Une personne qui accepte un emploi mal rémunéré, reçoit, lorsqu’elle le perd, des indemnités de chômages basses qui la font passer dans la précarité malgré sa situation de chômeur. C’est la baisse des revenus du travail qui conduit à la précarité, et qui parfois enferme le bénéficiaire de l’aide sociale dans sa position d’assisté, car un retour en emploi, avec les risques que cela implique, n’est alors plus une option intéressante.

Camille Pagella

Les oubliés des statistiques
Derrière les chiffres réjouissants du Secrétariat à l’économie sur l’emploi se cache toute une population invisible dans les statistiques. 16% des personnes se présentant à l’association d’aide aux chômeurs sont ainsi sans revenu. C’est-à-dire qu’elles ne touchent ni le chômage, ni l’aide sociale. Sans-papiers, étudiants fraîchement diplômés, travailleurs au noir, chômeurs en fin de droit ou parents au foyer apportent une ombre au tableau.
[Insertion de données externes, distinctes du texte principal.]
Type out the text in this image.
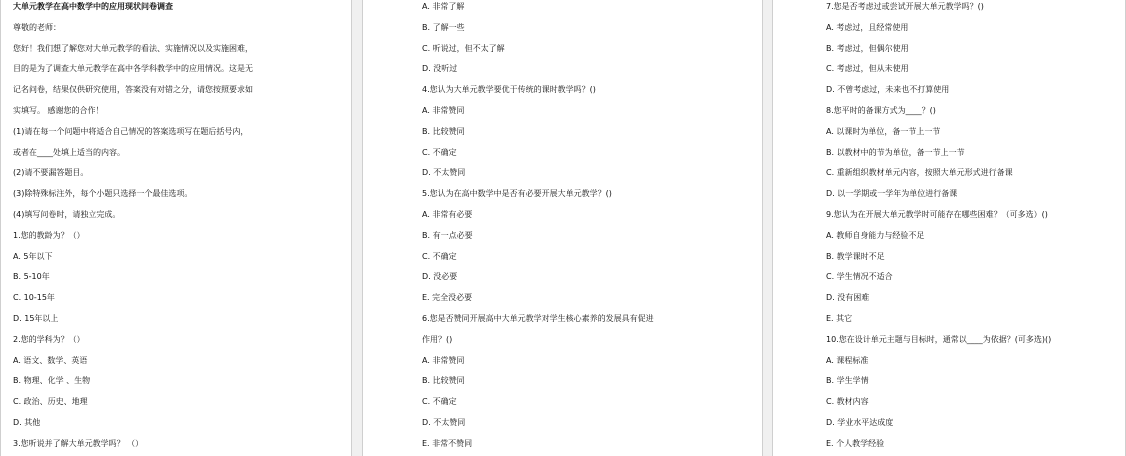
大单元教学在高中数学中的应用现状问卷调查
尊敬的老师：
您好！我们想了解您对大单元教学的看法、实施情况以及实施困难，
目的是为了调查大单元教学在高中各学科教学中的应用情况。这是无
记名问卷，结果仅供研究使用，答案没有对错之分，请您按照要求如
实填写。 感谢您的合作！
(1)请在每一个问题中将适合自己情况的答案选项写在题后括号内，
或者在____处填上适当的内容。
(2)请不要漏答题目。
(3)除特殊标注外，每个小题只选择一个最佳选项。
(4)填写问卷时，请独立完成。
1.您的教龄为？（）
A. 5年以下
B. 5-10年
C. 10-15年
D. 15年以上
2.您的学科为？（）
A. 语文、数学、英语
B. 物理、化学 、生物
C. 政治、历史、地理
D. 其他
3.您听说并了解大单元教学吗？ （）
A. 非常了解
B. 了解一些
C. 听说过，但不太了解
D. 没听过
4.您认为大单元教学要优于传统的课时教学吗？()
A. 非常赞同
B. 比较赞同
C. 不确定
D. 不太赞同
5.您认为在高中数学中是否有必要开展大单元教学？()
A. 非常有必要
B. 有一点必要
C. 不确定
D. 没必要
E. 完全没必要
6.您是否赞同开展高中大单元教学对学生核心素养的发展具有促进
作用？()
A. 非常赞同
B. 比较赞同
C. 不确定
D. 不太赞同
E. 非常不赞同
7.您是否考虑过或尝试开展大单元教学吗？()
A. 考虑过，且经常使用
B. 考虑过，但偶尔使用
C. 考虑过，但从未使用
D. 不曾考虑过，未来也不打算使用
8.您平时的备课方式为____？()
A. 以课时为单位，备一节上一节
B. 以教材中的节为单位，备一节上一节
C. 重新组织教材单元内容，按照大单元形式进行备课
D. 以一学期或一学年为单位进行备课
9.您认为在开展大单元教学时可能存在哪些困难？（可多选）()
A. 教师自身能力与经验不足
B. 教学课时不足
C. 学生情况不适合
D. 没有困难
E. 其它
10.您在设计单元主题与目标时，通常以____为依据？(可多选)()
A. 课程标准
B. 学生学情
C. 教材内容
D. 学业水平达成度
E. 个人教学经验
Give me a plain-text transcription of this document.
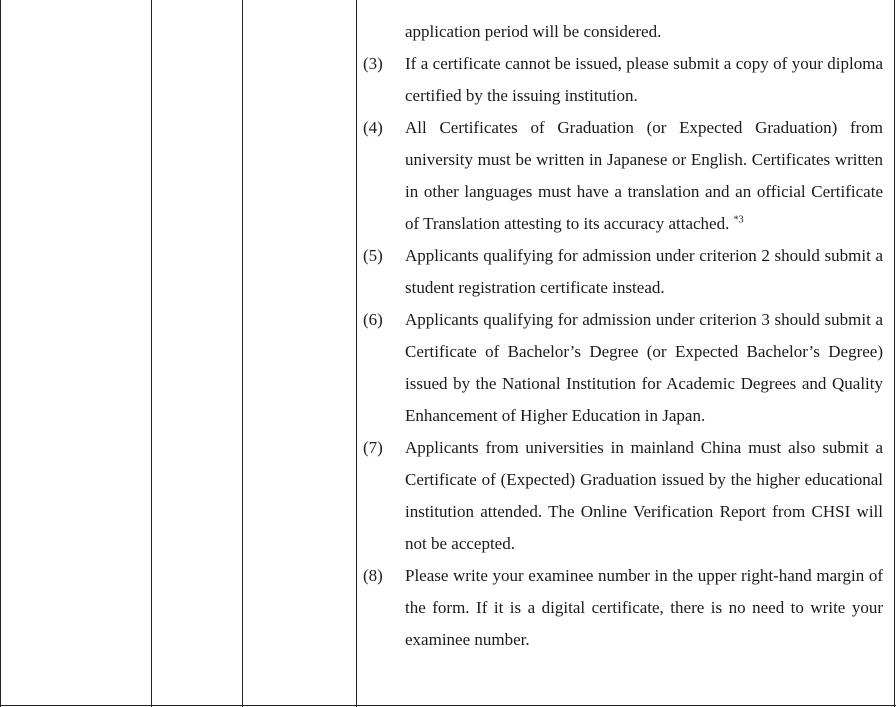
application period will be considered.
(3)	If a certificate cannot be issued, please submit a copy of your diploma certified by the issuing institution.
(4)	All Certificates of Graduation (or Expected Graduation) from university must be written in Japanese or English. Certificates written in other languages must have a translation and an official Certificate of Translation attesting to its accuracy attached. $^{*3}$
(5)	Applicants qualifying for admission under criterion 2 should submit a student registration certificate instead.
(6)	Applicants qualifying for admission under criterion 3 should submit a Certificate of Bachelor’s Degree (or Expected Bachelor’s Degree) issued by the National Institution for Academic Degrees and Quality Enhancement of Higher Education in Japan.
(7)	Applicants from universities in mainland China must also submit a Certificate of (Expected) Graduation issued by the higher educational institution attended. The Online Verification Report from CHSI will not be accepted.
(8)	Please write your examinee number in the upper right-hand margin of the form. If it is a digital certificate, there is no need to write your examinee number.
Les jeunes, après plusieurs années d’étude, passent par la case stage non rémunéré ou cherchent un travail correspondant à leur diplôme. Or, pendant cette période, ils n’ont droit qu’à neuf mois de chômage. Beaucoup y renoncent et se contentent de petits boulots. C’est le cas de Julie, 26 ans: CFC d’employée de commerce en poche, elle n’a pas été embauchée par sa boite, mais n’a pas voulu s’inscrire au chômage. «Je me trouvais trop jeune et je voulais trouver un boulot par moi-même, confie-t-elle. Je n’avais pas envie de rentrer dans le cercle vicieux du chômage.» Ses anciens camarades ont fait de même et ont préféré s’inscrire dans des boites d’intérim.

10% des ayants droit

Le non-recours, comme on le nomme ne touche pas seulement les étudiants. Une partie de la population refuse des prestations comme l’aide sociale. «Le non-recours, toucherait plus de 10% des ayants droit», explique Barbara Lucas, professeure à la HETS, qui mène actuellement une étude sur les sujet. Les raisons sont multiples: un manque d’information, la complexité du système social, mais aussi l’accessibilité (horaires d’ouverture, compréhension des formulaires…). «Certaines valeurs comme l’idée qu’on doit de se débrouiller par soi-même, ainsi que la gène et la peur de la stigmatisation sont aussi un frein aux demandes» confirme Barbara Lucas.

En Suisse, on peut également noter les effets de la loi sur les étrangers, particulièrement concernés par le non-recours. Car les autorités peuvent ne pas renouveler ou retirer leur permis de séjour à des personnes recourant trop souvent à l’aide sociale. La RTS a révélé que le canton de Vaud a retiré leur droit de séjour à au moins 113 personnes en 2016. A Genève, 37 personnes ont été sommées de quitter le territoire. «Nous voyons de plus en plus de gens qui renoncent à une aide par peur de se voir retirer leur permis B», constate Jocelyne Haller, membre du comité de l’observatoire de l’aide sociale et de l’insertion (OASI). «C’est un enjeu important, confirme Barbara Lucas. Il participe à un phénomène plus général de durcissement des exigences de contrôle qui peut générer, chez certaines personnes, un sentiment de malaise et une volonté de rester en dehors d’un système qui semble vouloir les juger avant de les protéger.»